In the aerospace industry, and other safety critical industries, they use the "swiss cheese" model for risk analysis. For an accident to get through all the layers (slices of cheese) meant to stop accidents, you need the holes in all of those layers to line up in just the wrong way. When that happens you need to investigate and fix each layer of cheese, not focus on the single layer of cheese on the top and ignore the rest. You will never build reliable safety critical systems with the mentality that only a single point of responsibility needs to be identified and corrected.

https://en.wikipedia.org/wiki/Swiss_cheese_model


I've written safety-critical firmware. You'd be surprised :D


The phrase "accountability sink" was brought up recently in the context of AI.
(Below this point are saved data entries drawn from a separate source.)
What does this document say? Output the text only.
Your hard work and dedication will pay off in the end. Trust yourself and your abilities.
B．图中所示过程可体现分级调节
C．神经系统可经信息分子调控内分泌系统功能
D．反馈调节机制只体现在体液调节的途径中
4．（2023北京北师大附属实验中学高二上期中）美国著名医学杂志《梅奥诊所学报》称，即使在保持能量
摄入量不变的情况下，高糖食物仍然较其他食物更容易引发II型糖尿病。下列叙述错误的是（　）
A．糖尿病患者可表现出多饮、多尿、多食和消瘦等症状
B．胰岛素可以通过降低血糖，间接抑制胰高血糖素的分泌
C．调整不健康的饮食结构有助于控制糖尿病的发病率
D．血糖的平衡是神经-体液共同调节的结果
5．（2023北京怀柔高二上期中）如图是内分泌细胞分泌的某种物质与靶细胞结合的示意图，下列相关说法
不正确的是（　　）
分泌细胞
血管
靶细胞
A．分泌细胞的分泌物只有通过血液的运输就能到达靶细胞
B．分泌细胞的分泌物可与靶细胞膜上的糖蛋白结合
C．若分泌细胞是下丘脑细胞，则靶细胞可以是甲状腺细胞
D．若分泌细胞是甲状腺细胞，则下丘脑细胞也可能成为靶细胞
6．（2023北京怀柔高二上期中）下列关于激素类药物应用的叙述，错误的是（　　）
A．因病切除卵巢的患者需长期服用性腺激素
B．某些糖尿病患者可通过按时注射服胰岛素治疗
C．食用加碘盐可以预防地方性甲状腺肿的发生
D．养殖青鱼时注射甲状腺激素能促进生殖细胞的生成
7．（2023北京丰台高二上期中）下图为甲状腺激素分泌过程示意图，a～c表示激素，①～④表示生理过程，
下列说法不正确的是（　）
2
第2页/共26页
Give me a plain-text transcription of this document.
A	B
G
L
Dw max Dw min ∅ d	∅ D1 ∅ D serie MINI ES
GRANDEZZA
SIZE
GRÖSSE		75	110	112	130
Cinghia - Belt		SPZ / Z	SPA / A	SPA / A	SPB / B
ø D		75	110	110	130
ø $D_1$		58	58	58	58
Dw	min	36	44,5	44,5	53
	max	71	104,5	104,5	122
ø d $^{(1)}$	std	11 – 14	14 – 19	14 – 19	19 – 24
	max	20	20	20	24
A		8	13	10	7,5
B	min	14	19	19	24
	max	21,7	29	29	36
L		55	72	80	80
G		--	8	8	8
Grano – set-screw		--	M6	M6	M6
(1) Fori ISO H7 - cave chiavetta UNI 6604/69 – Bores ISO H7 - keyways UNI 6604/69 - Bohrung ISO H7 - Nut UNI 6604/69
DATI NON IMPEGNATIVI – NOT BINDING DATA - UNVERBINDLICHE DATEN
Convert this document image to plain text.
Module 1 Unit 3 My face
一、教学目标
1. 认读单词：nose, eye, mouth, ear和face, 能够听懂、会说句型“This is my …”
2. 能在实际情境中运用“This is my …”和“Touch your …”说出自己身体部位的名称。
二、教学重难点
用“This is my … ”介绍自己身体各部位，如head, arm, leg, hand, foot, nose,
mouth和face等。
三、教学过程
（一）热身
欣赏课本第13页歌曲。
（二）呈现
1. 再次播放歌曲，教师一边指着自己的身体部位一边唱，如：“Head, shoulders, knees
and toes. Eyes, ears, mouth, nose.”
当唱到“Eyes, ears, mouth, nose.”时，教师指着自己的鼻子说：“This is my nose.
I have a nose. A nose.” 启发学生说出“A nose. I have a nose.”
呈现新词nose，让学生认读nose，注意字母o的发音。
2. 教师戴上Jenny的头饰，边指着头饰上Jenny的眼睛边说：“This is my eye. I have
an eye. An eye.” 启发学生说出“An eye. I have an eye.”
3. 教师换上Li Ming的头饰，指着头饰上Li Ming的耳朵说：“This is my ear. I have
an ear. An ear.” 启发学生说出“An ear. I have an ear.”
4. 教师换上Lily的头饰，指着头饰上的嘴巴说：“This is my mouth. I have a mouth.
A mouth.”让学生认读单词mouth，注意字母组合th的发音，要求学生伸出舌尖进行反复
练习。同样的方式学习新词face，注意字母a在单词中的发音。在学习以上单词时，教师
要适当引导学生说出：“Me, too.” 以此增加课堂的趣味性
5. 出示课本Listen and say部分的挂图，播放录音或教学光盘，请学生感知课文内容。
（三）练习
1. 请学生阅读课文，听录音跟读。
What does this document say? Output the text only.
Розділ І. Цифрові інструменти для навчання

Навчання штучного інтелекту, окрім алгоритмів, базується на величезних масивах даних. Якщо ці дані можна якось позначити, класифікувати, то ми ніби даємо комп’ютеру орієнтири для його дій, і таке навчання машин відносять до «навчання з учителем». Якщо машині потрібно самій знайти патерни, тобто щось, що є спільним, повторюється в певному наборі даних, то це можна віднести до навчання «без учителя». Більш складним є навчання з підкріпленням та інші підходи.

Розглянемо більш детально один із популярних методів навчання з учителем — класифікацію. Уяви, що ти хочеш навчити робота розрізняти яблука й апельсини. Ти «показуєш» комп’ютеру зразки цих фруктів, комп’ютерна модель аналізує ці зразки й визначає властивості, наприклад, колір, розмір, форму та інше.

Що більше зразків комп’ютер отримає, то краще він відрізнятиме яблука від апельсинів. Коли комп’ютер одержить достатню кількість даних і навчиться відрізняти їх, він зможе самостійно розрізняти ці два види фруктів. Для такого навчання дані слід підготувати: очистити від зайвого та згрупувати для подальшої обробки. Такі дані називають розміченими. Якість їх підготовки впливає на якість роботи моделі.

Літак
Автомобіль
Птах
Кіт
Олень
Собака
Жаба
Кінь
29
This thing with duty feeling is hard. They all feel they did their best. Exactly as my precursor who spend 17 years in the role and did way below bare minimum. No single comment in the code. Last project does not work at all, but was approved as finished. Laziness and ignorance are everywhere. As long as managers accept it there is no way to stop that. Maybe I should stop drawing flowcharts in ascii art manner. Nobody will say “thank you” for that anyway. Nobody will give me a raise for that. It might help the next guy in my chair, but should I care about him?


> This thing with duty feeling is hard. They all feel they did their best

If you work in aerospace and your "best" is non-redundant inputs from a sensor known to fail, you're not good enough for aerospace and never were. I know not to do that and I'm just a former SRE who also likes air crash investigation. My homelab has more redundancy than a critical system that could by design crash an airplane.

And people at Boeing knew this. That's why they hid the system's existence from everyone and lied to the FAA, who also utterly failed at doing its job.


I heard this was done on purpose because they'd need a lot more documentation if the system was important, and having redundancy would tip off the FAA to its importance.


The 737 MAX was a poor, cheap design from the start. It was a cost-cutting plane and compromises, like MCAS, had to be implemented to make it work.